When you track a file in Xvc, it's automatically commit (carry-in) to the cache
directory. If you want to postpone this operation and don't need a cached copy
for a file, you can use --no-commit
option. You can later use xvc file
carry-in command to move these files to the repository
cache.
$ xvc file track --no-commit --recheck-method symlink dir-0004/
$ ls -l dir-0004/
total 24
-rw-r--r--[..] file-0001.bin
-rw-r--r--[..] file-0002.bin
-rw-r--r--[..] file-0003.bin
$ xvc file list dir-0004/
FS [..] ab361981 ab361981 dir-0004/file-0003.bin
FS [..] 493eeb65 493eeb65 dir-0004/file-0002.bin
FS [..] e517d6b9 e517d6b9 dir-0004/file-0001.bin
Total #: 3 Workspace Size: 6006 Cached Size: 6006
You can carry-in (commit) these files to the cache with xvc file carry-in
command. Note that, as the files are deduplicated, we need to use --force
in
carry-in command.
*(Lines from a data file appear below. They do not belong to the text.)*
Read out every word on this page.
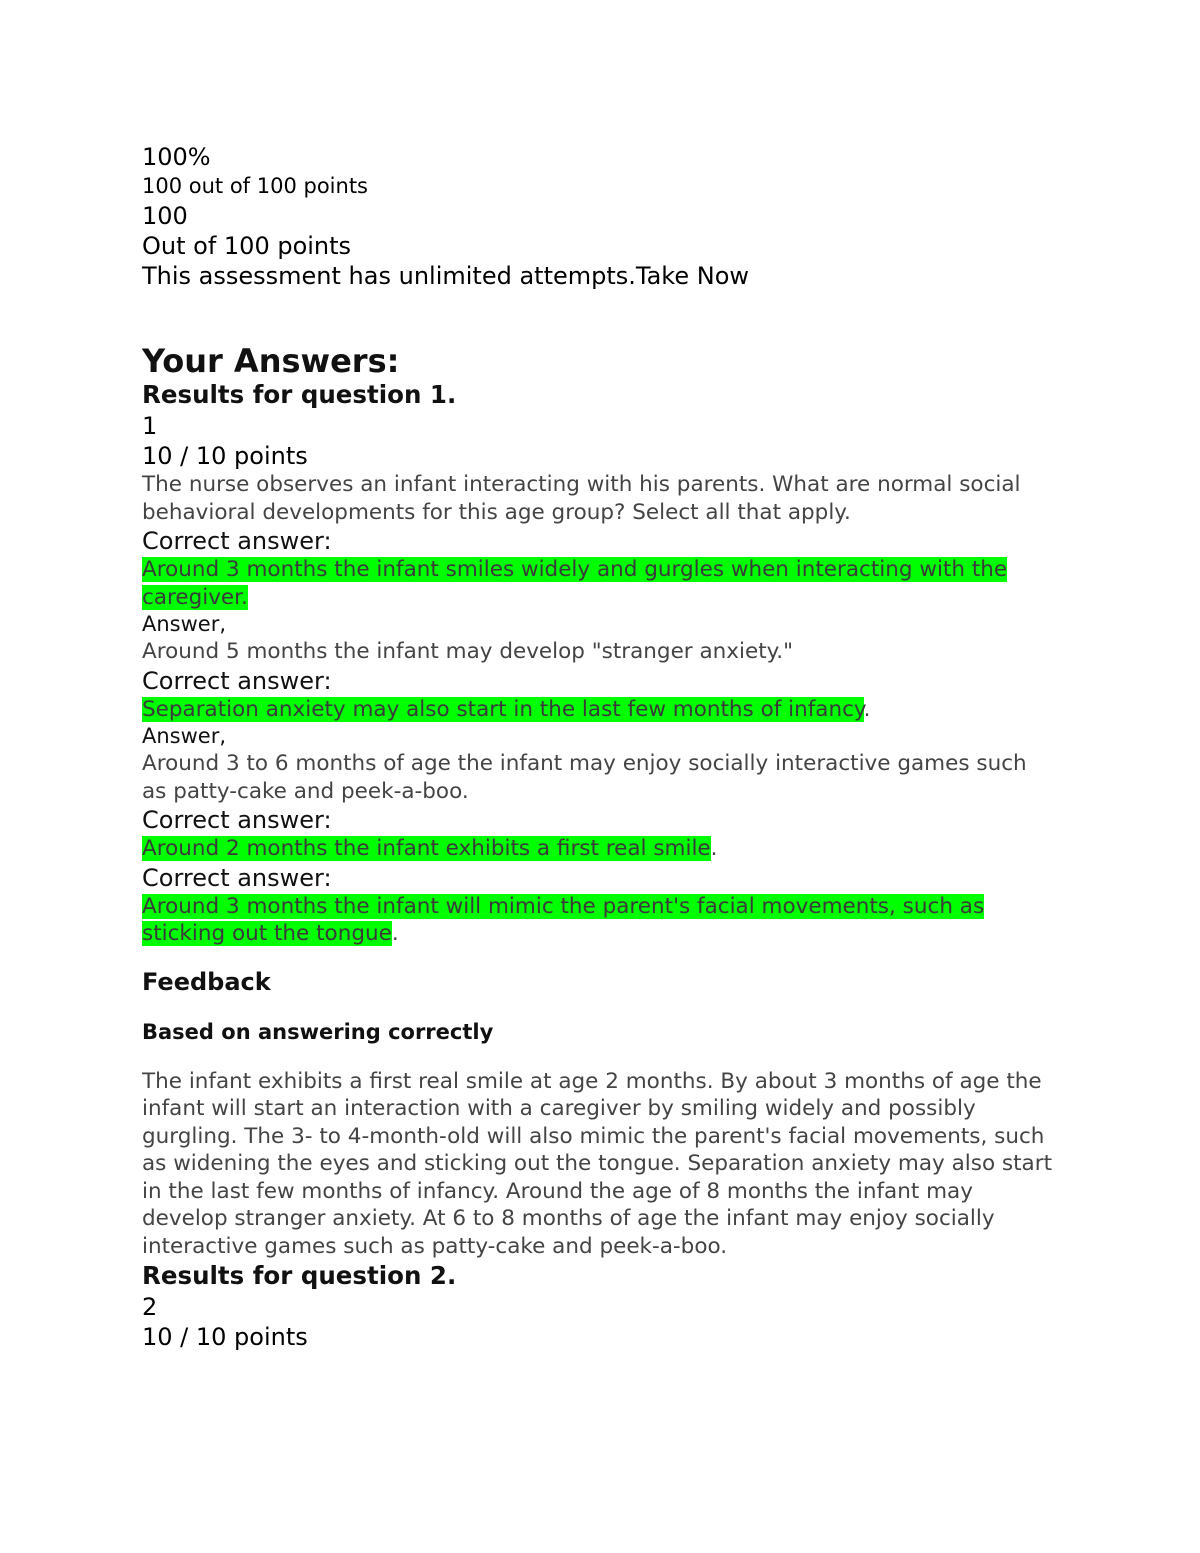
100%
100 out of 100 points
100
Out of 100 points
This assessment has unlimited attempts.Take Now
Your Answers:
Results for question 1.
1
10 / 10 points
The nurse observes an infant interacting with his parents. What are normal social behavioral developments for this age group? Select all that apply.
Correct answer:
Around 3 months the infant smiles widely and gurgles when interacting with the caregiver.
Answer,
Around 5 months the infant may develop "stranger anxiety."
Correct answer:
Separation anxiety may also start in the last few months of infancy.
Answer,
Around 3 to 6 months of age the infant may enjoy socially interactive games such as patty-cake and peek-a-boo.
Correct answer:
Around 2 months the infant exhibits a first real smile.
Correct answer:
Around 3 months the infant will mimic the parent's facial movements, such as sticking out the tongue.
Feedback
Based on answering correctly
The infant exhibits a first real smile at age 2 months. By about 3 months of age the infant will start an interaction with a caregiver by smiling widely and possibly gurgling. The 3- to 4-month-old will also mimic the parent's facial movements, such as widening the eyes and sticking out the tongue. Separation anxiety may also start in the last few months of infancy. Around the age of 8 months the infant may develop stranger anxiety. At 6 to 8 months of age the infant may enjoy socially interactive games such as patty-cake and peek-a-boo.
Results for question 2.
2
10 / 10 points
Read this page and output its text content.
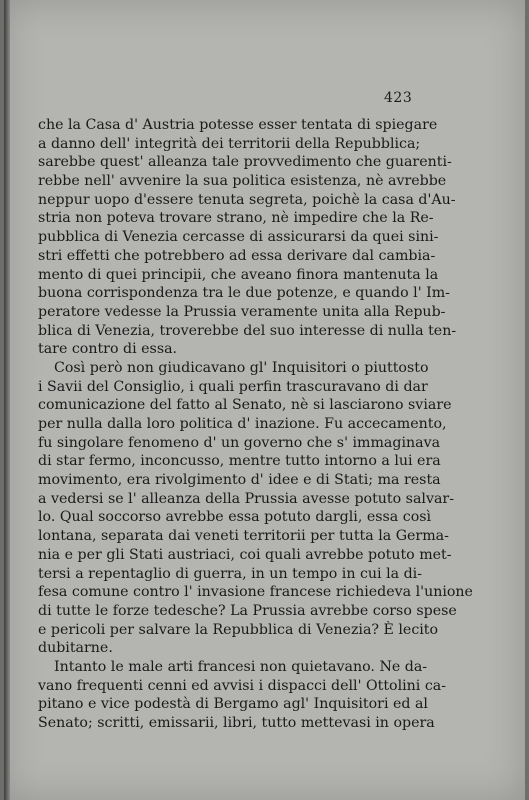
423
che la Casa d' Austria potesse esser tentata di spiegare
a danno dell' integrità dei territorii della Repubblica;
sarebbe quest' alleanza tale provvedimento che guarenti-
rebbe nell' avvenire la sua politica esistenza, nè avrebbe
neppur uopo d'essere tenuta segreta, poichè la casa d'Au-
stria non poteva trovare strano, nè impedire che la Re-
pubblica di Venezia cercasse di assicurarsi da quei sini-
stri effetti che potrebbero ad essa derivare dal cambia-
mento di quei principii, che aveano finora mantenuta la
buona corrispondenza tra le due potenze, e quando l' Im-
peratore vedesse la Prussia veramente unita alla Repub-
blica di Venezia, troverebbe del suo interesse di nulla ten-
tare contro di essa.
Così però non giudicavano gl' Inquisitori o piuttosto
i Savii del Consiglio, i quali perfin trascuravano di dar
comunicazione del fatto al Senato, nè si lasciarono sviare
per nulla dalla loro politica d' inazione. Fu accecamento,
fu singolare fenomeno d' un governo che s' immaginava
di star fermo, inconcusso, mentre tutto intorno a lui era
movimento, era rivolgimento d' idee e di Stati; ma resta
a vedersi se l' alleanza della Prussia avesse potuto salvar-
lo. Qual soccorso avrebbe essa potuto dargli, essa così
lontana, separata dai veneti territorii per tutta la Germa-
nia e per gli Stati austriaci, coi quali avrebbe potuto met-
tersi a repentaglio di guerra, in un tempo in cui la di-
fesa comune contro l' invasione francese richiedeva l'unione
di tutte le forze tedesche? La Prussia avrebbe corso spese
e pericoli per salvare la Repubblica di Venezia? È lecito
dubitarne.
Intanto le male arti francesi non quietavano. Ne da-
vano frequenti cenni ed avvisi i dispacci dell' Ottolini ca-
pitano e vice podestà di Bergamo agl' Inquisitori ed al
Senato; scritti, emissarii, libri, tutto mettevasi in opera
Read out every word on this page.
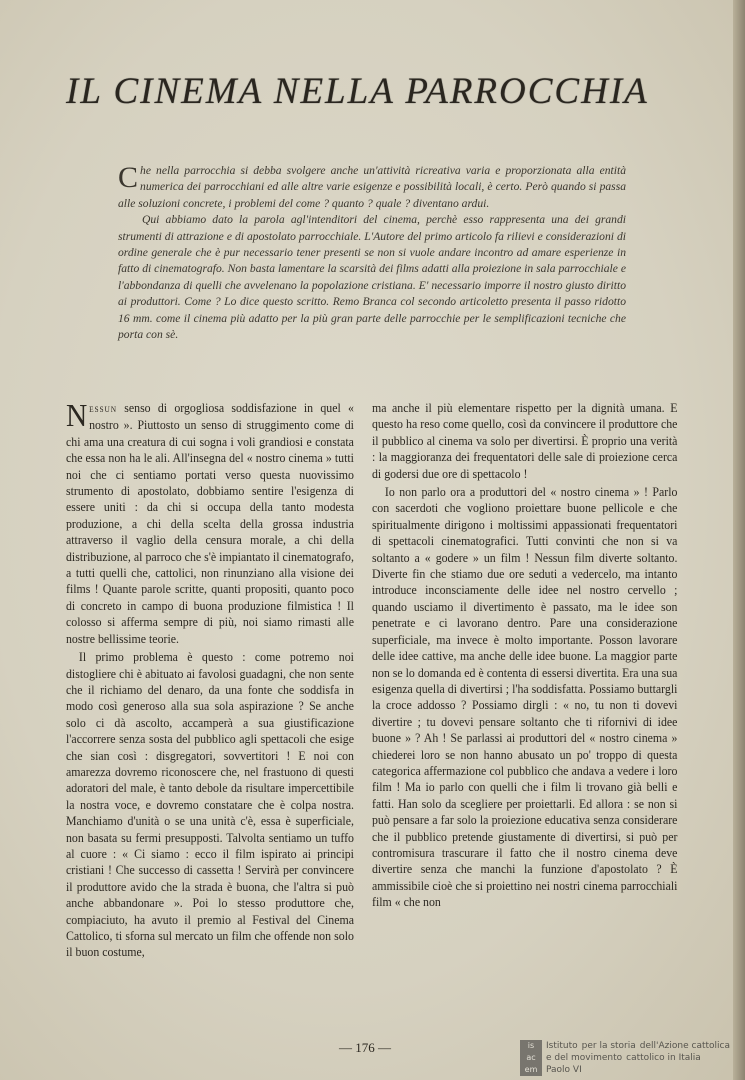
IL CINEMA NELLA PARROCCHIA

Che nella parrocchia si debba svolgere anche un'attività ricreativa varia e proporzionata alla entità numerica dei parrocchiani ed alle altre varie esigenze e possibilità locali, è certo. Però quando si passa alle soluzioni concrete, i problemi del come ? quanto ? quale ? diventano ardui.

Qui abbiamo dato la parola agl'intenditori del cinema, perchè esso rappresenta una dei grandi strumenti di attrazione e di apostolato parrocchiale. L'Autore del primo articolo fa rilievi e considerazioni di ordine generale che è pur necessario tener presenti se non si vuole andare incontro ad amare esperienze in fatto di cinematografo. Non basta lamentare la scarsità dei films adatti alla proiezione in sala parrocchiale e l'abbondanza di quelli che avvelenano la popolazione cristiana. E' necessario imporre il nostro giusto diritto ai produttori. Come ? Lo dice questo scritto. Remo Branca col secondo articoletto presenta il passo ridotto 16 mm. come il cinema più adatto per la più gran parte delle parrocchie per le semplificazioni tecniche che porta con sè.

Nessun senso di orgogliosa soddisfazione in quel « nostro ». Piuttosto un senso di struggimento come di chi ama una creatura di cui sogna i voli grandiosi e constata che essa non ha le ali. All'insegna del « nostro cinema » tutti noi che ci sentiamo portati verso questa nuovissimo strumento di apostolato, dobbiamo sentire l'esigenza di essere uniti : da chi si occupa della tanto modesta produzione, a chi della scelta della grossa industria attraverso il vaglio della censura morale, a chi della distribuzione, al parroco che s'è impiantato il cinematografo, a tutti quelli che, cattolici, non rinunziano alla visione dei films ! Quante parole scritte, quanti propositi, quanto poco di concreto in campo di buona produzione filmistica ! Il colosso si afferma sempre di più, noi siamo rimasti alle nostre bellissime teorie.

Il primo problema è questo : come potremo noi distogliere chi è abituato ai favolosi guadagni, che non sente che il richiamo del denaro, da una fonte che soddisfa in modo così generoso alla sua sola aspirazione ? Se anche solo ci dà ascolto, accamperà a sua giustificazione l'accorrere senza sosta del pubblico agli spettacoli che esige che sian così : disgregatori, sovvertitori ! E noi con amarezza dovremo riconoscere che, nel frastuono di questi adoratori del male, è tanto debole da risultare impercettibile la nostra voce, e dovremo constatare che è colpa nostra. Manchiamo d'unità o se una unità c'è, essa è superficiale, non basata su fermi presupposti. Talvolta sentiamo un tuffo al cuore : « Ci siamo : ecco il film ispirato ai principi cristiani ! Che successo di cassetta ! Servirà per convincere il produttore avido che la strada è buona, che l'altra si può anche abbandonare ». Poi lo stesso produttore che, compiaciuto, ha avuto il premio al Festival del Cinema Cattolico, ti sforna sul mercato un film che offende non solo il buon costume,

ma anche il più elementare rispetto per la dignità umana. E questo ha reso come quello, così da convincere il produttore che il pubblico al cinema va solo per divertirsi. È proprio una verità : la maggioranza dei frequentatori delle sale di proiezione cerca di godersi due ore di spettacolo !

Io non parlo ora a produttori del « nostro cinema » ! Parlo con sacerdoti che vogliono proiettare buone pellicole e che spiritualmente dirigono i moltissimi appassionati frequentatori di spettacoli cinematografici. Tutti convinti che non si va soltanto a « godere » un film ! Nessun film diverte soltanto. Diverte fin che stiamo due ore seduti a vedercelo, ma intanto introduce inconsciamente delle idee nel nostro cervello ; quando usciamo il divertimento è passato, ma le idee son penetrate e ci lavorano dentro. Pare una considerazione superficiale, ma invece è molto importante. Posson lavorare delle idee cattive, ma anche delle idee buone. La maggior parte non se lo domanda ed è contenta di essersi divertita. Era una sua esigenza quella di divertirsi ; l'ha soddisfatta. Possiamo buttargli la croce addosso ? Possiamo dirgli : « no, tu non ti dovevi divertire ; tu dovevi pensare soltanto che ti rifornivi di idee buone » ? Ah ! Se parlassi ai produttori del « nostro cinema » chiederei loro se non hanno abusato un po' troppo di questa categorica affermazione col pubblico che andava a vedere i loro film ! Ma io parlo con quelli che i film li trovano già belli e fatti. Han solo da scegliere per proiettarli. Ed allora : se non si può pensare a far solo la proiezione educativa senza considerare che il pubblico pretende giustamente di divertirsi, si può per contromisura trascurare il fatto che il nostro cinema deve divertire senza che manchi la funzione d'apostolato ? È ammissibile cioè che si proiettino nei nostri cinema parrocchiali film « che non

— 176 —	is
ac
em
Istituto per la storia dell'Azione cattolica
e del movimento cattolico in Italia
Paolo VI
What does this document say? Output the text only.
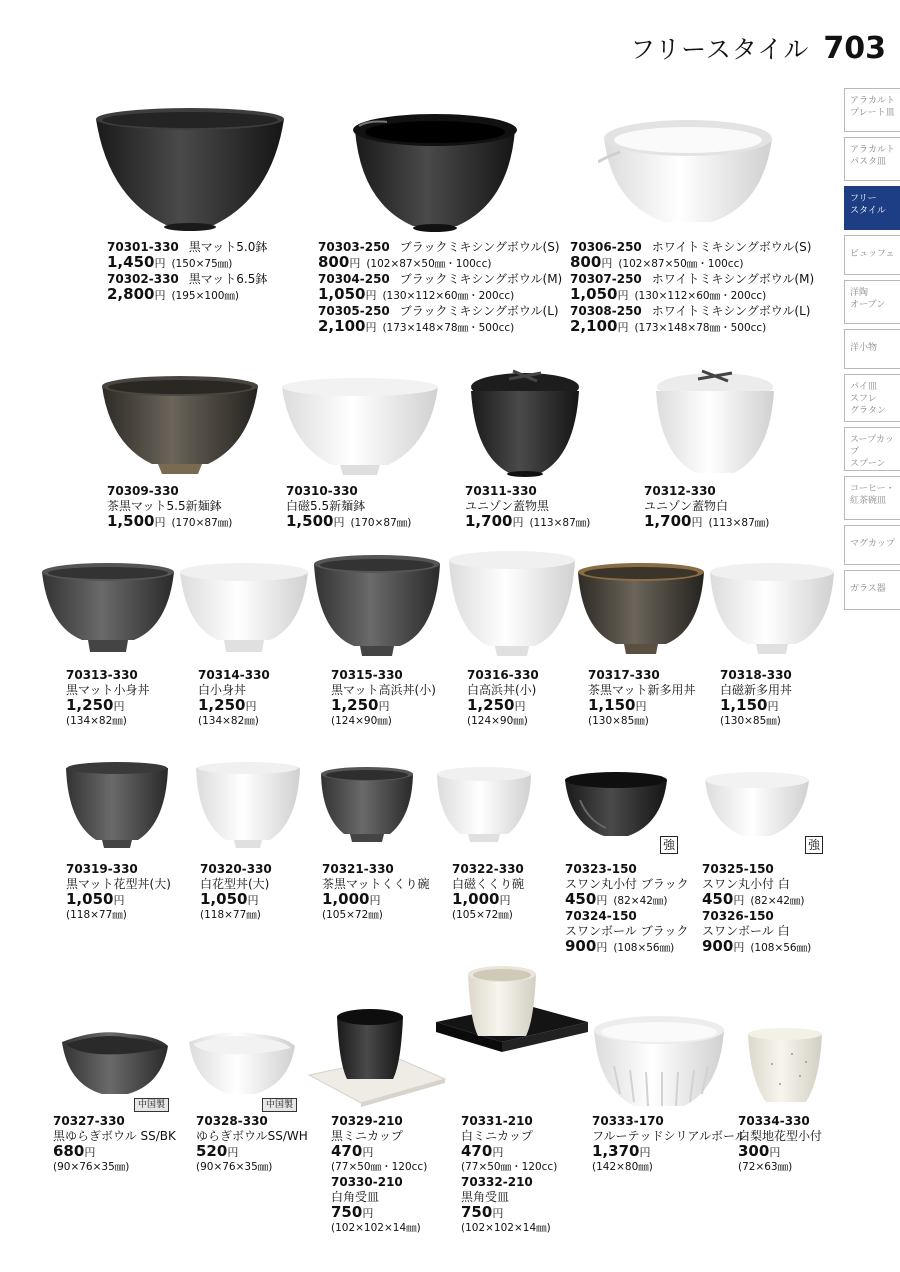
フリースタイル 703
アラカルト
プレート皿
アラカルト
パスタ皿
フリー
スタイル
ビュッフェ
洋陶
オーブン
洋小物
パイ皿
スフレ
グラタン
スープカップ
スプーン
コーヒー・
紅茶碗皿
マグカップ
ガラス器
70301-330 黒マット5.0鉢
1,450円 (150×75㎜)
70302-330 黒マット6.5鉢
2,800円 (195×100㎜)
70303-250 ブラックミキシングボウル(S)
800円 (102×87×50㎜・100cc)
70304-250 ブラックミキシングボウル(M)
1,050円 (130×112×60㎜・200cc)
70305-250 ブラックミキシングボウル(L)
2,100円 (173×148×78㎜・500cc)
70306-250 ホワイトミキシングボウル(S)
800円 (102×87×50㎜・100cc)
70307-250 ホワイトミキシングボウル(M)
1,050円 (130×112×60㎜・200cc)
70308-250 ホワイトミキシングボウル(L)
2,100円 (173×148×78㎜・500cc)
70309-330
茶黒マット5.5新麺鉢
1,500円 (170×87㎜)
70310-330
白磁5.5新麺鉢
1,500円 (170×87㎜)
70311-330
ユニゾン蓋物黒
1,700円 (113×87㎜)
70312-330
ユニゾン蓋物白
1,700円 (113×87㎜)
70313-330
黒マット小身丼
1,250円
(134×82㎜)
70314-330
白小身丼
1,250円
(134×82㎜)
70315-330
黒マット高浜丼(小)
1,250円
(124×90㎜)
70316-330
白高浜丼(小)
1,250円
(124×90㎜)
70317-330
茶黒マット新多用丼
1,150円
(130×85㎜)
70318-330
白磁新多用丼
1,150円
(130×85㎜)
強	強
70319-330
黒マット花型丼(大)
1,050円
(118×77㎜)
70320-330
白花型丼(大)
1,050円
(118×77㎜)
70321-330
茶黒マットくくり碗
1,000円
(105×72㎜)
70322-330
白磁くくり碗
1,000円
(105×72㎜)
70323-150
スワン丸小付 ブラック
450円 (82×42㎜)
70324-150
スワンボール ブラック
900円 (108×56㎜)
70325-150
スワン丸小付 白
450円 (82×42㎜)
70326-150
スワンボール 白
900円 (108×56㎜)
中国製	中国製
70327-330
黒ゆらぎボウル SS/BK
680円
(90×76×35㎜)
70328-330
ゆらぎボウルSS/WH
520円
(90×76×35㎜)
70329-210
黒ミニカップ
470円
(77×50㎜・120cc)
70330-210
白角受皿
750円
(102×102×14㎜)
70331-210
白ミニカップ
470円
(77×50㎜・120cc)
70332-210
黒角受皿
750円
(102×102×14㎜)
70333-170
フルーテッドシリアルボール
1,370円
(142×80㎜)
70334-330
白梨地花型小付
300円
(72×63㎜)
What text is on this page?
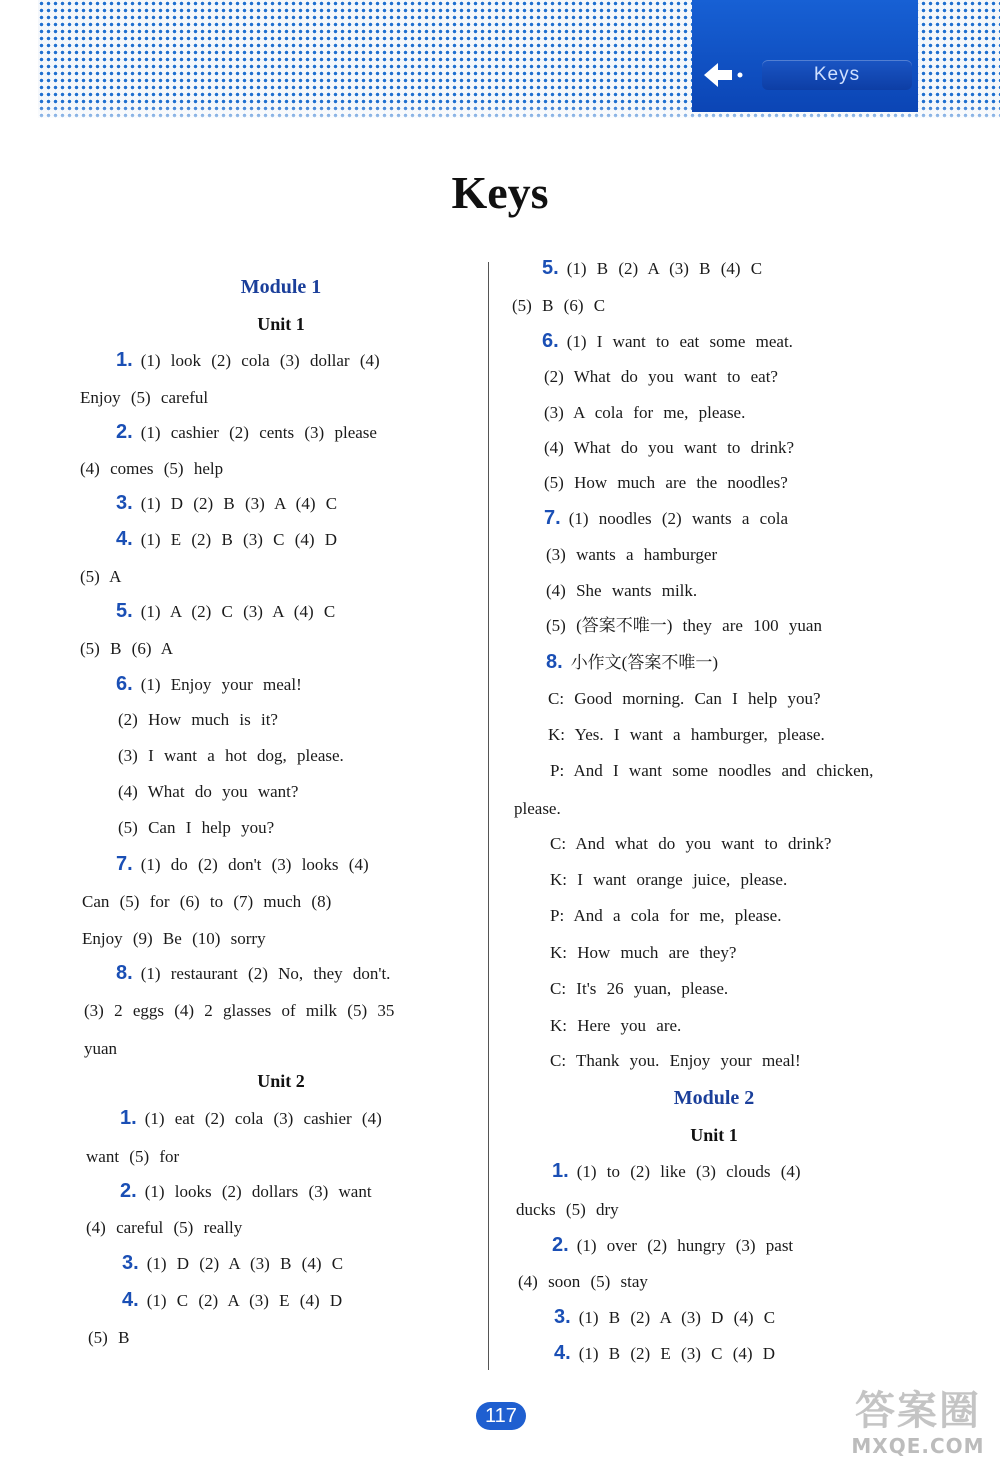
Keys
Keys
Module 1
Unit 1
1. (1) look (2) cola (3) dollar (4)
Enjoy (5) careful
2. (1) cashier (2) cents (3) please
(4) comes (5) help
3. (1) D (2) B (3) A (4) C
4. (1) E (2) B (3) C (4) D
(5) A
5. (1) A (2) C (3) A (4) C
(5) B (6) A
6. (1) Enjoy your meal!
(2) How much is it?
(3) I want a hot dog, please.
(4) What do you want?
(5) Can I help you?
7. (1) do (2) don't (3) looks (4)
Can (5) for (6) to (7) much (8)
Enjoy (9) Be (10) sorry
8. (1) restaurant (2) No, they don't.
(3) 2 eggs (4) 2 glasses of milk (5) 35
yuan
Unit 2
1. (1) eat (2) cola (3) cashier (4)
want (5) for
2. (1) looks (2) dollars (3) want
(4) careful (5) really
3. (1) D (2) A (3) B (4) C
4. (1) C (2) A (3) E (4) D
(5) B
5. (1) B (2) A (3) B (4) C
(5) B (6) C
6. (1) I want to eat some meat.
(2) What do you want to eat?
(3) A cola for me, please.
(4) What do you want to drink?
(5) How much are the noodles?
7. (1) noodles (2) wants a cola
(3) wants a hamburger
(4) She wants milk.
(5) (答案不唯一) they are 100 yuan
8. 小作文(答案不唯一)
C: Good morning. Can I help you?
K: Yes. I want a hamburger, please.
P: And I want some noodles and chicken,
please.
C: And what do you want to drink?
K: I want orange juice, please.
P: And a cola for me, please.
K: How much are they?
C: It's 26 yuan, please.
K: Here you are.
C: Thank you. Enjoy your meal!
Module 2
Unit 1
1. (1) to (2) like (3) clouds (4)
ducks (5) dry
2. (1) over (2) hungry (3) past
(4) soon (5) stay
3. (1) B (2) A (3) D (4) C
4. (1) B (2) E (3) C (4) D
117	答案圈
MXQE.COM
This behavior may change in the future.
$ xvc file carry-in --force dir-0004/
$ ls -l dir-0004/
total 0
lrwxr-xr-x[..] file-0001.bin -> [CWD]/.xvc/b3/e51/7d6/b9a3617fdcd96bd128142a39f1eca26ed77a338d2b93ba4921a0116c70/0.bin
lrwxr-xr-x[..] file-0002.bin -> [CWD]/.xvc/b3/493/eeb/6525ea5e94e1e760371108e4a525c696c773a774a4818e941fd6d1af79/0.bin
lrwxr-xr-x[..] file-0003.bin -> [CWD]/.xvc/b3/ab3/619/814cae0456a5a291e4d5c8d339a8389630e476f9f9e8d3a09accc919f0/0.bin
Xvc deduplicates files in the cache. If you track a file that is already in the cache, it won't be moved to the cache again. It will be copied, linked from the same copy.
$ tree .xvc/b3
.xvc/b3
├── 493
│ └── eeb
│ └── 6525ea5e94e1e760371108e4a525c696c773a774a4818e941fd6d1af79
│ └── 0.bin
├── ab3
│ └── 619
│ └── 814cae0456a5a291e4d5c8d339a8389630e476f9f9e8d3a09accc919f0
│ └── 0.bin
└── e51
└── 7d6
└── b9a3617fdcd96bd128142a39f1eca26ed77a338d2b93ba4921a0116c70
└── 0.bin
10 directories, 3 files
Caveats
-
This command doesn't discriminate symbolic links or hardlinks. Links are followed and any broken links may cause errors.
-
Under the hood, Xvc tracks only the files, not directories. Directories are considered as path collections. It doesn't matter if you track a directory or files in it separately.
Technical Details
- Detecting changes in files and directories employ different kinds of associated digests. If a file has different metadata digest, its content digest is calculated. If file's content digest has changed, the file is considered changed. A directory that contains different set of files, or files with changed content is considered changed.